Review Oleh: Ropiudin, S.TP., M.Si. (Dosen Bidang Teknik Sistem Termal dan Energi Terbarukan, Universitas Jenderal Soedirman)
Dalam konteks tantangan global yang dihadapi oleh sektor pertanian dan energi, pendekatan nexus air-energi-pangan (WEF) menjadi semakin relevan. Penelitian ini mengeksplorasi potensi produksi bioenergi dari Halimione portulacoides, sebuah tanaman halofit yang tidak hanya berfungsi sebagai tanaman remediator untuk limbah nutrisi dari akuakultur multi-trofik terintegrasi (IMTA), tetapi juga sebagai sumber energi terbarukan. Dengan memanfaatkan limbah yang dihasilkan dari proses akuakultur, penelitian ini menunjukkan bagaimana kita dapat mengintegrasikan pengelolaan sumber daya air, energi, dan pangan secara berkelanjutan.

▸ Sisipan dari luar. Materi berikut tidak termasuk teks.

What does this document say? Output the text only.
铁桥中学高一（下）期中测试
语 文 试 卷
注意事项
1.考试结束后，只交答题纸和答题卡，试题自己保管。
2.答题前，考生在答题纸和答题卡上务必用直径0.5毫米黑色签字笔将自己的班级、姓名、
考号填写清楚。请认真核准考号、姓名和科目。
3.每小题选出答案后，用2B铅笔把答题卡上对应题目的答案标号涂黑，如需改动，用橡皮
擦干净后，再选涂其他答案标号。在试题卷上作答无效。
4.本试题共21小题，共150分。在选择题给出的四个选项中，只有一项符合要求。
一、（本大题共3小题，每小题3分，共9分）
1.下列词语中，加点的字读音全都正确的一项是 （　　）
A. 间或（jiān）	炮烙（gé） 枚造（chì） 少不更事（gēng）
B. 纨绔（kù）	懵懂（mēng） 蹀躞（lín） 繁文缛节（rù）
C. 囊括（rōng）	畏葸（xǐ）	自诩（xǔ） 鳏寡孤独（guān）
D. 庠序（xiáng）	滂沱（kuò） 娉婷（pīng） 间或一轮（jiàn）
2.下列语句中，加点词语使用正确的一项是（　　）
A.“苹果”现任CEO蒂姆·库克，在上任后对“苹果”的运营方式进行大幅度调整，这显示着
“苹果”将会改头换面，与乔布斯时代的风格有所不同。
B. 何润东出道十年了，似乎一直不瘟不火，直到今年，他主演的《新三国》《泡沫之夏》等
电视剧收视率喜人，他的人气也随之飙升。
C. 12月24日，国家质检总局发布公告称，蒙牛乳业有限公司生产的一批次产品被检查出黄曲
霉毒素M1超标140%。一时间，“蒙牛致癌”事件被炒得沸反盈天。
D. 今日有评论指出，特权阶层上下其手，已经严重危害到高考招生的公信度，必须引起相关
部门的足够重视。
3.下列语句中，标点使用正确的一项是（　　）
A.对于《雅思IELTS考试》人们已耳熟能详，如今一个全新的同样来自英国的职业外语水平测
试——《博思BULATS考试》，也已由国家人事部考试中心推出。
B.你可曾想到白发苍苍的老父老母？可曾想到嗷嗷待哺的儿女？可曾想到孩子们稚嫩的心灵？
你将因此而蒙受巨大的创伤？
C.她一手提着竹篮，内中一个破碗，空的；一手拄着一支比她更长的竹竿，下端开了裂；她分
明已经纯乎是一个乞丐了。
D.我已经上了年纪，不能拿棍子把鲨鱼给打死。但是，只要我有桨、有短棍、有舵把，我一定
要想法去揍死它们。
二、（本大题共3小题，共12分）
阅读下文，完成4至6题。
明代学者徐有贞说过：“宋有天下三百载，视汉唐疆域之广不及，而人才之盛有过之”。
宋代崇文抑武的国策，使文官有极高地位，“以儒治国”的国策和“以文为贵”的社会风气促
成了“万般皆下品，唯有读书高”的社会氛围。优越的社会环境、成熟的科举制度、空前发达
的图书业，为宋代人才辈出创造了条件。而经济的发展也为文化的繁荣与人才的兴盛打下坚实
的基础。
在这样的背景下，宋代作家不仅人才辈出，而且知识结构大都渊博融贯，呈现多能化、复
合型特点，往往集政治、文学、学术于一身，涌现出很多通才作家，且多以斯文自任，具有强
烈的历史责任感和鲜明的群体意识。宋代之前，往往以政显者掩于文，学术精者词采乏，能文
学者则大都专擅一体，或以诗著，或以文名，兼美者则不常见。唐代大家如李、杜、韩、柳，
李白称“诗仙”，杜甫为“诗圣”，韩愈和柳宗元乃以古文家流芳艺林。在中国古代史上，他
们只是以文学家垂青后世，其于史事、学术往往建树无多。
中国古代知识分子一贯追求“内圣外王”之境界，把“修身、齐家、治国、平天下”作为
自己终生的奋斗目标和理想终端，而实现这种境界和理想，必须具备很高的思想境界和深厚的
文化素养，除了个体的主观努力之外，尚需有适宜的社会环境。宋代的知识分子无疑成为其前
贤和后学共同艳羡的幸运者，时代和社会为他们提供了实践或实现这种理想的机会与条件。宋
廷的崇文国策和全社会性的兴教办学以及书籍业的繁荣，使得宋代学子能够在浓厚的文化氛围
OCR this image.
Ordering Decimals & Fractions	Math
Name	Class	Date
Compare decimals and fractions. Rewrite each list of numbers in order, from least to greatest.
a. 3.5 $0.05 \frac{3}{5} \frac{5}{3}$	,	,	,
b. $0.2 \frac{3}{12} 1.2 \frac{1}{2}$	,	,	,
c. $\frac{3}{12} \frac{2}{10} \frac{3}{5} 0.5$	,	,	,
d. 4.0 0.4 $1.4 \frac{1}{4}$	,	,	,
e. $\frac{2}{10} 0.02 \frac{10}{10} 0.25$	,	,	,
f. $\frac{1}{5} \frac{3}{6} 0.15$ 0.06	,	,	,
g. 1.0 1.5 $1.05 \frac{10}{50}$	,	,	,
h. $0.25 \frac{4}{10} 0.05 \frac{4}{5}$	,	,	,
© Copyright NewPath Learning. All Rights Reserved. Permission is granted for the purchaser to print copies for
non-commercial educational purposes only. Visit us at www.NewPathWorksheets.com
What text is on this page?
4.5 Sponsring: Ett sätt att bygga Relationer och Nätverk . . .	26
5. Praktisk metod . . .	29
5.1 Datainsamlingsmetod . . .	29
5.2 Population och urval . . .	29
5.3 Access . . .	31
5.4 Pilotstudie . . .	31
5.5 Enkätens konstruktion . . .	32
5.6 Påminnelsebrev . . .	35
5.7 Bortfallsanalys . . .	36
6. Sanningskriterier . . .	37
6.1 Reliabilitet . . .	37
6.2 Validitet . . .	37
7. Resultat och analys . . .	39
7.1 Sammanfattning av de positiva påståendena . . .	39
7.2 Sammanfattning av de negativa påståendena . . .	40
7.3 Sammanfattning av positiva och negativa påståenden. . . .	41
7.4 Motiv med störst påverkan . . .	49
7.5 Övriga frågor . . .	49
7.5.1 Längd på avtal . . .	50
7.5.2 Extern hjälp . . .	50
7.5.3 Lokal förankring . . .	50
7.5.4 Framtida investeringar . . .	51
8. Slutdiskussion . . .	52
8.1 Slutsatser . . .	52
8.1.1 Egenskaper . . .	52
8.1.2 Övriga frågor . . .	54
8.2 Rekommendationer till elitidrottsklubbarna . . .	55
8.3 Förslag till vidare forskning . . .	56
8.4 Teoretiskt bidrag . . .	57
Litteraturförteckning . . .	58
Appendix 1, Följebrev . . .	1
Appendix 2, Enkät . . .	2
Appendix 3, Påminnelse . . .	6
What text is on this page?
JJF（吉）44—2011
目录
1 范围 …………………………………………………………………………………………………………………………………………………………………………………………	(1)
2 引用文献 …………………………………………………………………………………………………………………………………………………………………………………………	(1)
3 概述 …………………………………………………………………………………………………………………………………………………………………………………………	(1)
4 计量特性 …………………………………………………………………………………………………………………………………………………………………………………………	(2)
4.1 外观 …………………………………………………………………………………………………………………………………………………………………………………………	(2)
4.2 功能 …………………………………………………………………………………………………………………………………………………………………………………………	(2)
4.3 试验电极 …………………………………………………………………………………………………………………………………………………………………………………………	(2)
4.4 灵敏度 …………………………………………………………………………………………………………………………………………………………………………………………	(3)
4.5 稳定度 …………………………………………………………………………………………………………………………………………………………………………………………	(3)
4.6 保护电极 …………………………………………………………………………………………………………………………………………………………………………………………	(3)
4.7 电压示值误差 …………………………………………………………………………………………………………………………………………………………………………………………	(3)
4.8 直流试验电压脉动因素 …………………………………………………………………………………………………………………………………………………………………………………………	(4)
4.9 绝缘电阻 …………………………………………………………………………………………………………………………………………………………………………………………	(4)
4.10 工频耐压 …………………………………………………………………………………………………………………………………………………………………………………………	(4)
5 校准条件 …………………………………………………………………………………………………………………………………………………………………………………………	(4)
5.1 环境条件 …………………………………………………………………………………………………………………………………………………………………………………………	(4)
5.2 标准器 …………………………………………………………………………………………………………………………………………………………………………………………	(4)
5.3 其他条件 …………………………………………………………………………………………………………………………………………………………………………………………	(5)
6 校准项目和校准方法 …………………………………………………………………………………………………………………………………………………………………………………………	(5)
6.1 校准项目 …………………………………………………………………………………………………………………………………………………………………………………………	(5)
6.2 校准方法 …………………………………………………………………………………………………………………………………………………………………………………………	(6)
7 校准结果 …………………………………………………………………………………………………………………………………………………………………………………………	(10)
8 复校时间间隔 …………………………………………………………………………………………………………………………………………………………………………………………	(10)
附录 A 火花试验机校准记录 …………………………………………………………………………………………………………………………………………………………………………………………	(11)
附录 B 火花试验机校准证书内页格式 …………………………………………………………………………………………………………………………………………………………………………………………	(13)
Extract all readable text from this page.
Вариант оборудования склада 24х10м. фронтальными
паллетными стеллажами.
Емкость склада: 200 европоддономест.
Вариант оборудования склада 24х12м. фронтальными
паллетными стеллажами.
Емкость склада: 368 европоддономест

Halimione portulacoides ditanam dalam sistem hidroponik dengan empat perlakuan nutrisi yang berbeda, yang bervariasi dalam konsentrasi nitrogen (N) dan fosfor (P). Hasil analisis menunjukkan bahwa biomassa dari akar (R) dan batang (C) memiliki potensi bioenergi yang signifikan. Nilai kalor tinggi (HHV) dari C dan R berada dalam kisaran yang sama dengan tanaman energi konvensional, menunjukkan bahwa tanaman ini dapat menjadi alternatif yang layak untuk produksi bioenergi. Sementara itu, pelet komersial (CP) menunjukkan nilai kalor yang lebih tinggi, menandakan bahwa pengolahan lebih lanjut dapat meningkatkan potensi energi dari biomassa ini.
Analisis lebih lanjut menunjukkan bahwa meskipun ada perbedaan dalam komposisi karbon dan oksigen antara C, R, dan CP, semua biomassa menunjukkan perilaku termal yang serupa selama pirolisis. Proses pirolisis, yang terjadi pada rentang suhu 250 hingga 650 °C, menghasilkan emisi gas yang mirip, termasuk H2, CH4, CO, dan CO2. Hal ini menunjukkan bahwa meskipun ada variasi dalam komposisi biomassa, proses konversi energi dapat dilakukan dengan efisiensi yang tinggi, menjadikan Halimione portulacoides sebagai kandidat yang menarik untuk produksi bioenergi.
Salah satu temuan penting dari penelitian ini adalah bahwa perlakuan nutrisi tidak memberikan dampak signifikan terhadap analisis ultimat dan proksimat, nilai kalor, atau emisi gas yang dihasilkan. Ini menunjukkan bahwa Halimione portulacoides memiliki ketahanan terhadap variasi nutrisi, yang merupakan keuntungan dalam konteks budidaya di lingkungan yang mungkin tidak selalu ideal. Dengan demikian, tanaman ini dapat tumbuh dengan baik dalam kondisi yang beragam, menjadikannya pilihan yang baik untuk aplikasi di daerah dengan salinitas tinggi.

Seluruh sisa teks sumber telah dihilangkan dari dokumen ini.